A latter-day Jules Verne has devised a plan to make a journey to the centre of the Earth using a nuclear explosion and millions of tons of molten iron.
David Stevenson, from the California Institute of Technology in Pasadena, wants to send a scientific probe to the Earth's core to take seismic measurements that can be beamed back to the surface for analysis.
His suggestion, outlined in a letter to the journal Nature, is being treated seriously by the wider scientific community, which has long complained that it knows more about deep space than the Earth's inner workings.
The probe, launched with the help of a megaton-sized explosion to create a crack in the Earth's crust and lubricated by the molten iron, could reach the Earth's core in less than a week, Dr Stevenson said.
He estimates that the crack would propagate downwards at a speed of about five metres per second to allow the slug of hot metal carrying the grapefruit-sized probe to be propelled by gravity.
"Planetary missions have enhanced our understanding of the Solar System, but no comparable exploratory effort has been directed towards the Earth's interior, where equally fascinating scientific issues are waiting to be investigated," Dr Stevenson said. "We live on the Earth's surface, which divides what is above from what is below ... the part below is crammed with interesting stuff and is mostly unknown, despite its proximity to us."

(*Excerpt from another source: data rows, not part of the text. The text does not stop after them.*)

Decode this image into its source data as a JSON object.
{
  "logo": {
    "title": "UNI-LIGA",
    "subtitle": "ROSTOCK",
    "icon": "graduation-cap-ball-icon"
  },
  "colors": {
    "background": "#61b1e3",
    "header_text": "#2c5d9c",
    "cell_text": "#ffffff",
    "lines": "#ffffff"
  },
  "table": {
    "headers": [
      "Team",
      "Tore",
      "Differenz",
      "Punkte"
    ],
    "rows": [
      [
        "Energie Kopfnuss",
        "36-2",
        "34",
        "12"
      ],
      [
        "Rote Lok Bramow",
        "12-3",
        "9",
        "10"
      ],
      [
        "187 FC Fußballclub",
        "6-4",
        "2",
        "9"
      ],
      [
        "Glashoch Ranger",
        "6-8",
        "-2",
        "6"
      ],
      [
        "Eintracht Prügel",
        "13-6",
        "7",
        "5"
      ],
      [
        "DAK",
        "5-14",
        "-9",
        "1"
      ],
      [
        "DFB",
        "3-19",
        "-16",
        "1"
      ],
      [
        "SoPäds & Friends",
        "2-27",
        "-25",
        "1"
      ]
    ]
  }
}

Although space probes have reached the furthest planets, the deepest drill holes into the ground have penetrated no more than about 6.2 miles into the Earth's crust – a tiny fraction of its total depth.
"This proposal is modest compared with the space programme, and may seem unrealistic only because little effort has been devoted to it. The time has come for action," Dr Stevenson said. The use of a nuclear device to generate a crack – which would close up once the slug of molten iron and its probe passed through – was totally feasible.
He said that a nuclear device of a capability within the range of those currently stockpiled was all that was needed. "The technological challenge of initiating the crack should be less than that posed by the Manhattan Project," Dr Stevenson said.
The main problem is the volume of molten iron needed. Dr Stevenson said it would amount to the total output of all the world's iron foundries working flat out for at least an hour and, possibly, a week.